The Collected Stories of Eudora Welty - Eudora Welty [163]
The old woman left the parlor time and time again and reappeared—in and out through the beads in the doorway—each time with an armful of old Bugles that had lain on the back porch in people's way for a long time. And from her gestures of eating crumbs or pulling bits of fluff from her bosom, Loch recognized that mother-habit: she had pins there. She pinned long strips of the newspaper together, first tearing them carefully and evenly as a school teacher. She made ribbons of newspaper and was hanging them all over the parlor, starting with the piano, where she weighted down the ends with a statue.
When Loch grew tired of watching one animated room he watched the other. How the two playing would whirl and jump over the old woman's head! That was the way the bed fell to begin with.
As Loch leaned his chin in his palm at the window and watched, it seemed strangely as if he had seen this whole thing before. The old woman was decorating the piano until it rayed out like a Christmas tree or a Maypole. Maypole ribbons of newspaper and tissue paper streamed and crossed each other from the piano to the chandelier and festooned again to the four corners of the room, looped to the backs of chairs here and there. When would things begin?
Soon everything seemed fanciful and beautiful enough to Loch; he thought she could stop. But the old woman kept on. This was only a part of something in her head. And in the splendor she fixed and pinned together she was all alone. She was not connected with anything else, with anybody. She was one old woman in a house not bent on dealing punishment. Though once when Woody Spights and his sister came by on skates, of course she came out and ran them away.
Once she left the house, to come right back. With her unsteady but purposeful walk, as if she were on a wheel that misguided her, she crossed the road to the Carmichael yard and came back with some green leaves and one bloom from the magnolia tree—carried in her skirt. She pulled the corners of her skirt up like a girl, and she was thin beneath in her old legs. But she zigzagged across the road—such a show-off, carefree way for a mother to behave, but mothers sometimes did. She lifted her elbows—as if she might skip! But nobody saw her: his forehead was damp. He heard a scream from the Rook party up at Miss Nell's—it sounded like Miss Jefferson Moody shooting-the-moon. Nobody saw the old woman but Loch, and he told nothing.
She brought the bunch of green into the parlor and put it on the piano, where the Maypole crown would go. Then she took a step back and was as admiring as if somebody else had done it—nodding her head.
But after she had the room all decorated to suit her, she kept on, and began to stuff the cracks. She brought in more paper and put it in all the cracks at the windows. Now Loch realized that the windows in the parlor were both down, it was tight as a box, and she had been inside in the suffocating heat. A wave of hotness passed over his body. Furthermore, she made her way with a load of Bugles to the blind part of the wall where he knew the fireplace was. All the load went into the fireplace.

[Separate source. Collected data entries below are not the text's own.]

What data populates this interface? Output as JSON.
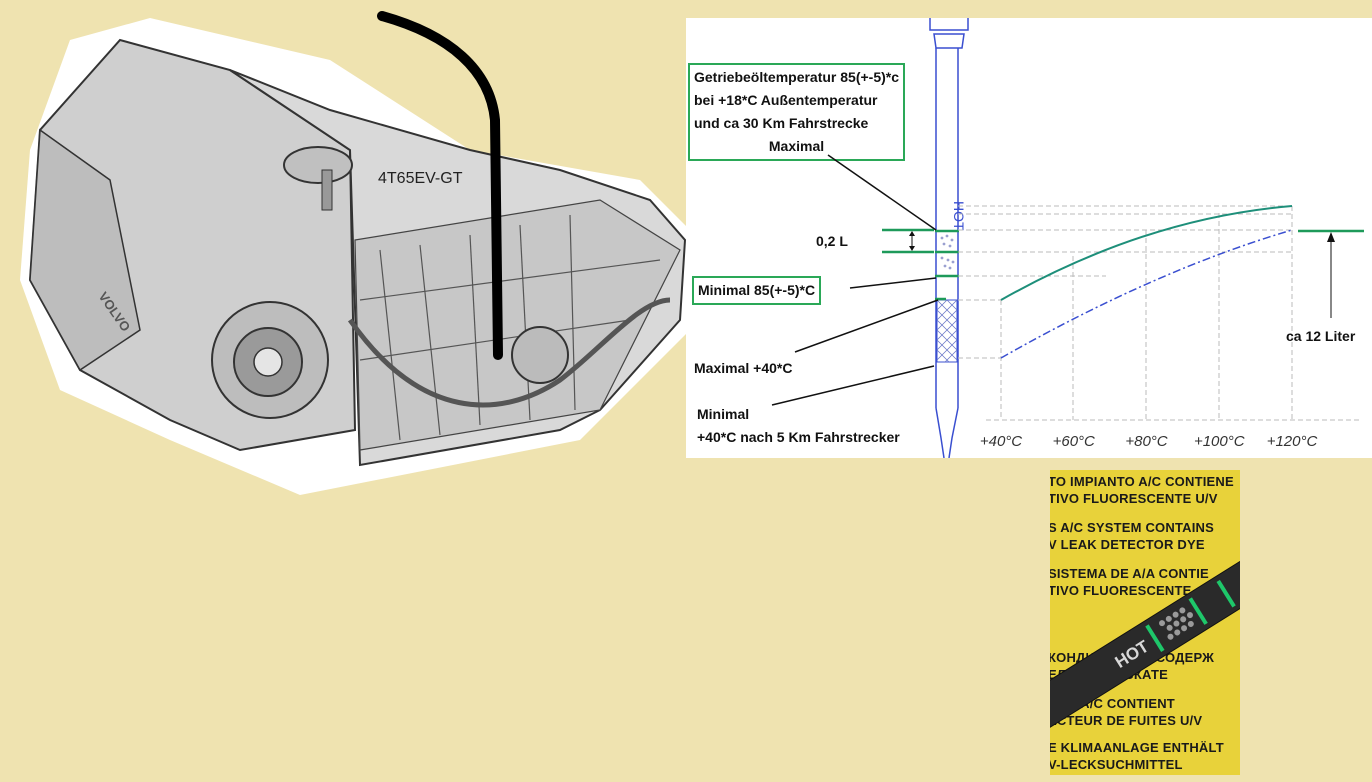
{
  "transmission": {
    "model_label": "4T65EV-GT",
    "brand_logo_text": "VOLVO"
  },
  "callouts": {
    "max_hot": {
      "lines": [
        "Getriebeöltemperatur 85(+-5)*c",
        "bei +18*C Außentemperatur",
        "und ca 30 Km Fahrstrecke",
        "Maximal"
      ]
    },
    "min_hot": {
      "text": "Minimal 85(+-5)*C"
    }
  },
  "labels": {
    "volume_diff": "0,2 L",
    "max_cold": "Maximal +40*C",
    "min_cold_line1": "Minimal",
    "min_cold_line2": "+40*C nach 5 Km Fahrstrecker",
    "capacity": "ca 12 Liter"
  },
  "chart_data": {
    "type": "line",
    "x_ticks": [
      "+40°C",
      "+60°C",
      "+80°C",
      "+100°C",
      "+120°C"
    ],
    "x": [
      40,
      60,
      80,
      100,
      120
    ],
    "series": [
      {
        "color": "#1e8f7a",
        "style": "solid"
      },
      {
        "color": "#3a4fd0",
        "style": "dash-dot"
      }
    ],
    "dipstick_text": "HOT",
    "grid": true
  },
  "photo": {
    "warning_lines": [
      "TO IMPIANTO A/C CONTIENE",
      "TIVO FLUORESCENTE U/V",
      "S A/C SYSTEM CONTAINS",
      "V LEAK DETECTOR DYE",
      "SISTEMA DE A/A CONTIE",
      "TIVO FLUORESCENTE",
      "КОНДИЦИОНЕР СОДЕРЖ",
      "ЕЛЬ ТЕЧЕИСКАТЕ",
      "ÈME A/C CONTIENT",
      "ECTEUR DE FUITES U/V",
      "E KLIMAANLAGE ENTHÄLT",
      "V-LECKSUCHMITTEL"
    ],
    "dipstick_text": "HOT"
  }
}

When she went out of the parlor again she came back slowly indeed. She was pushing a big square of matting along on its side; she wove and bent and struggled behind it, like a spider with something bigger than he can eat, pushing it into the parlor. Loch was suddenly short of breath and pressed forward, cramped inside, checkerboarding his forehead and nose against the screen. He both wanted the plot to work and wanted it to fail. In another moment he was shed of all the outrage and the possessiveness he had felt for the vacant house. This house was something the old woman intended to burn down. And Loch could think of a thousand ways she could do it better.
She could fetch a mattress—that would burn fine. Suppose she went upstairs now for the one they played on? Or pulled the other one, sheet and all, from under Mr.